While we are all familiar with the glorious blue and red regimental coat, they were very much a 1777 to 1779 Northern Department thing. The economics of war forced the Southern Department to seek a more economical alternative. In November of 1780, Major General von Steuben “tormented” Virginia into issuing a similar garment, also blue, but probably with red cuffs and collar. Nathaniel Greene Papers, Vol. VI, p. 584. In early January of 1781, Nathaniel Greene ordered the magazine at Cross Creek, N.C. (now Fayetteville, N.C.) to whip up 400 of the Carolina models and deliver them to the army posthaste. Nathaniel Greene Papers, Vol. VII, p. 81. Virginia issued a second run of them in January 1781.
The Letter from Richard Campbell to Thomas Jefferson, April 3, 1781, Founders Online.

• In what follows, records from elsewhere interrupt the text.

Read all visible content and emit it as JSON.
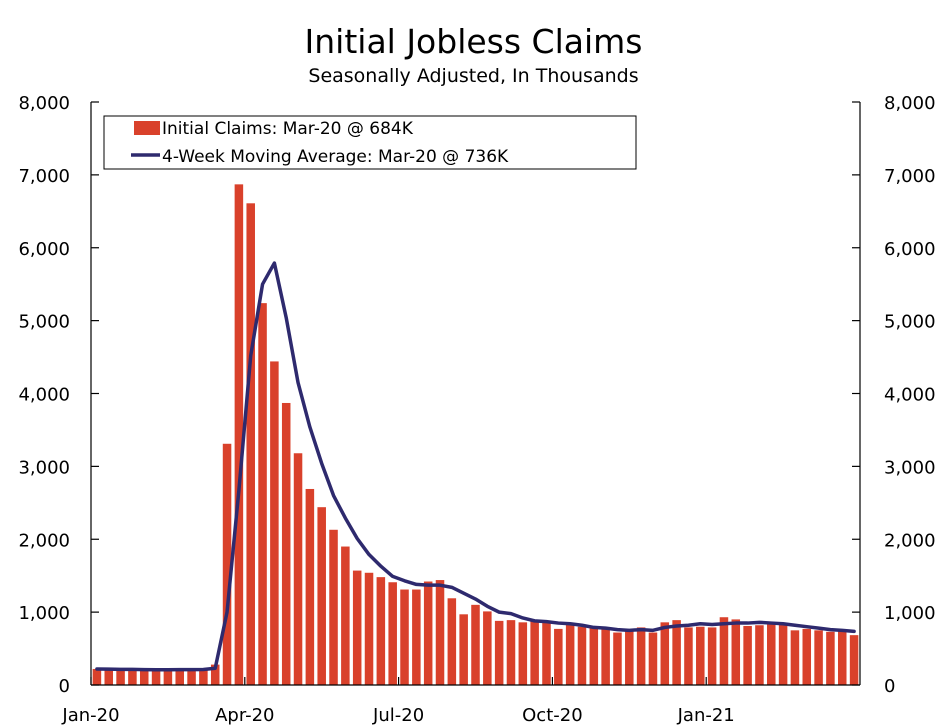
{
  "chart_data": {
    "type": "bar",
    "title": "Initial Jobless Claims",
    "subtitle": "Seasonally Adjusted, In Thousands",
    "ylim": [
      0,
      8000
    ],
    "yticks": [
      "0",
      "1,000",
      "2,000",
      "3,000",
      "4,000",
      "5,000",
      "6,000",
      "7,000",
      "8,000"
    ],
    "ytick_values": [
      0,
      1000,
      2000,
      3000,
      4000,
      5000,
      6000,
      7000,
      8000
    ],
    "xticks": [
      {
        "label": "Jan-20",
        "week": 0
      },
      {
        "label": "Apr-20",
        "week": 13
      },
      {
        "label": "Jul-20",
        "week": 26
      },
      {
        "label": "Oct-20",
        "week": 39
      },
      {
        "label": "Jan-21",
        "week": 52
      }
    ],
    "num_weeks": 65,
    "legend_position": "top-left",
    "series": [
      {
        "name": "Initial Claims: Mar-20 @ 684K",
        "kind": "bar",
        "color": "#D9412B",
        "values": [
          220,
          215,
          210,
          210,
          205,
          210,
          215,
          210,
          210,
          220,
          280,
          3310,
          6870,
          6610,
          5240,
          4440,
          3870,
          3180,
          2690,
          2440,
          2130,
          1900,
          1570,
          1540,
          1480,
          1410,
          1310,
          1310,
          1420,
          1440,
          1190,
          970,
          1100,
          1010,
          880,
          890,
          860,
          880,
          860,
          770,
          830,
          800,
          780,
          780,
          720,
          740,
          790,
          720,
          860,
          890,
          790,
          800,
          790,
          930,
          900,
          810,
          820,
          830,
          830,
          750,
          770,
          750,
          730,
          740,
          684
        ]
      },
      {
        "name": "4-Week Moving Average: Mar-20 @ 736K",
        "kind": "line",
        "color": "#2E2A6E",
        "values": [
          220,
          218,
          215,
          214,
          211,
          209,
          210,
          211,
          211,
          213,
          230,
          1000,
          2670,
          4520,
          5500,
          5790,
          5040,
          4150,
          3540,
          3040,
          2600,
          2290,
          2010,
          1790,
          1630,
          1490,
          1430,
          1380,
          1370,
          1370,
          1340,
          1260,
          1180,
          1080,
          1000,
          980,
          920,
          880,
          870,
          850,
          840,
          820,
          790,
          780,
          760,
          750,
          760,
          750,
          790,
          810,
          820,
          840,
          830,
          840,
          850,
          850,
          860,
          850,
          840,
          820,
          800,
          780,
          760,
          750,
          736
        ]
      }
    ]
  }
}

These jackets were nicknamed the “hell-fire Blues” jacket, according to a first person account at RevWarApps. While Katcher, Uniforms of the Continental Army, says correctly that a brown osnaburg version was suggested in April of 1781 because of the lack of blue wool, a large supply came in a week later, and so Gaskins and Posey’s battalions, as Continentals, were probably wearing these. Revolutionary Virginia. As Continentals, Posey’s and Gaskins’ Battalions were probably wearing these.